ORA-04091: table SCMA.XX is mutating, trigger/function may not see it

Rachcha picture Rachcha · Nov 12, 2013 · Viewed 7.6k times · Source

I have two tables- XX and YY with their triggers calling each other in case of an update.

The trigger on XX goes like this:

CREATE OR REPLACE TRIGGER SCMA.XX_RBIU
 BEFORE INSERT OR UPDATE
 ON SCMA.XX  FOR EACH ROW

-- PL/SQL BLOCK
BEGIN
    IF UPDATING THEN
            -- Only update the YY row if the branch id has 
            -- been modified on the XX row
            IF :NEW.BRANCH_ID <> :OLD.BRANCH_ID THEN 
                UPDATE YY TP
                SET TP.BRANCH_ID = :NEW.BRANCH_ID
                WHERE TP.XX_ID = :NEW.XX_ID;
            END IF;
    END IF;

    ...
    ... -- Other PL/SQL statements that do some necessary
    ... -- computation and do not use any SQL.
    ...
END;
/

And the trigger on YY goes like this:

CREATE OR REPLACE TRIGGER SCMA.YY_RBIU
BEFORE INSERT OR UPDATE
ON SCMA.YY
REFERENCING NEW AS NEW OLD AS OLD
FOR EACH ROW
DECLARE

v_xx_type     xx.xx_type_code%TYPE;

BEGIN

 select x.xx_type_code
    into v_xx_type
    from XX x
    where x.xx_id = :new.xx_id;

    ...
    ... -- Other PL/SQL statements that do some necessary
    ... -- computation and do not use any SQL.
    ...
END;
/

I know that the SELECT statement in the trigger YY_RBIU is giving this error. How can I code my triggers in order to avoid it?

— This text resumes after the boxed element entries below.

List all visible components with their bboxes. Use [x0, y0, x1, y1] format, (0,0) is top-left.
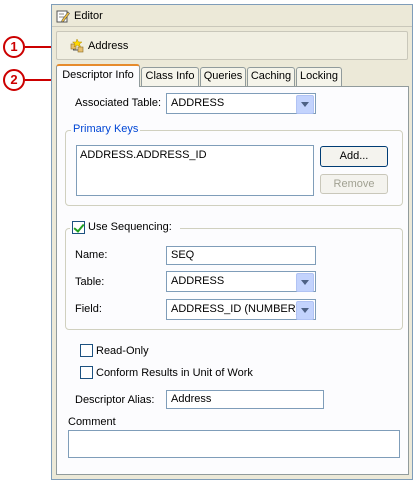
add-button[interactable]: Add...	[320, 146, 388, 167]
conform-results-checkbox[interactable]	[80, 366, 93, 379]
field-label: Field:	[75, 303, 102, 315]
class-tree-icon	[69, 38, 85, 54]
tab-queries[interactable]: Queries	[200, 67, 246, 86]
name-label: Name:	[75, 249, 108, 261]
chevron-down-icon[interactable]	[296, 301, 314, 320]
callout-1: 1	[3, 36, 25, 58]
remove-button[interactable]: Remove	[320, 174, 388, 194]
table-label: Table:	[75, 276, 105, 288]
associated-table-value: ADDRESS	[171, 97, 225, 109]
editor-titlebar: Editor	[52, 5, 412, 27]
callout-2: 2	[3, 69, 25, 91]
use-sequencing-checkbox-row[interactable]: Use Sequencing:	[70, 220, 180, 235]
descriptor-name: Address	[88, 40, 129, 52]
chevron-down-icon[interactable]	[296, 95, 314, 114]
sequence-table-value: ADDRESS	[171, 275, 225, 287]
descriptor-alias-field[interactable]: Address	[166, 390, 324, 409]
comment-field[interactable]	[68, 430, 400, 458]
tab-caching[interactable]: Caching	[247, 67, 295, 86]
read-only-checkbox[interactable]	[80, 344, 93, 357]
use-sequencing-label: Use Sequencing:	[88, 221, 172, 233]
tab-locking[interactable]: Locking	[296, 67, 342, 86]
conform-results-label: Conform Results in Unit of Work	[96, 367, 253, 379]
chevron-down-icon[interactable]	[296, 273, 314, 292]
associated-table-select[interactable]: ADDRESS	[166, 93, 316, 114]
name-field[interactable]: SEQ	[166, 246, 316, 265]
read-only-label: Read-Only	[96, 345, 149, 357]
sequence-field-select[interactable]: ADDRESS_ID (NUMBER)	[166, 299, 316, 320]
tab-descriptor-info[interactable]: Descriptor Info	[56, 64, 140, 87]
pencil-editor-icon	[56, 9, 70, 23]
descriptor-alias-label: Descriptor Alias:	[75, 394, 155, 406]
sequence-field-value: ADDRESS_ID (NUMBER)	[171, 303, 300, 315]
use-sequencing-checkbox[interactable]	[72, 221, 85, 234]
primary-keys-title: Primary Keys	[71, 123, 141, 135]
comment-label: Comment	[68, 416, 116, 428]
sequence-table-select[interactable]: ADDRESS	[166, 271, 316, 292]
editor-title: Editor	[74, 10, 103, 22]
tab-class-info[interactable]: Class Info	[141, 67, 199, 86]
associated-table-label: Associated Table:	[75, 97, 162, 109]
list-item[interactable]: ADDRESS.ADDRESS_ID	[80, 149, 207, 161]
primary-keys-list[interactable]: ADDRESS.ADDRESS_ID	[76, 145, 314, 196]
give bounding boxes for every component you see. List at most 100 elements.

I tried to wrap the SELECT statement in YY_RBIU inside an IF INSERTING THEN block but this does not run for any updates. How can I skip this SELECT statement if update is being called from trigger XX_RBIU?

I also tried putting PRAGMA AUTONOMOUS_TRANSACTION in XX_RBIU but it is resulting into a deadlock.

I also tried referring to this, this, this and this but couldn't get a solution.

Any help is much appreciated.

Answer

Sodved picture Sodved · Nov 12, 2013

One of a few reasons I avoid triggers. Basically you need to come up with a neater solution which does not have the circular trigger issues. One could be also adding the:

IF :NEW.BRANCH_ID <> :OLD.BRANCH_ID

To the YY trigger as well. But that may mean your trigger misses some genuine updates.

A hacky solution which will work is to have a new YY_flag table:

YY_FLAG
xx_id    (Primary Key)

Then in your XX trigger:

INSERT INTO yy_flag VALUES( :new.xx_id );
UPDATE YY ...
DELETE FROM yy_flag WHERE xx_id = :new.xx_id;

And in your YY trigger:

BEGIN
    SELECT count(1) INTO is_trigger FROM yy_flag WHERE  xx_id = :new.xx_id;
    IF is_trigger = 0 THEN
         SELECT FROM XX
         ...

So basically the yy_flag table will only contain a record for a given xx_id is executing a trigger. And the object is to never commit a row to the yy_flag table and oracle's normal locking should take care of all concurrency stuff.

As I said, this is very hacky, but should work if you cannot redesign your solution for whatever reason.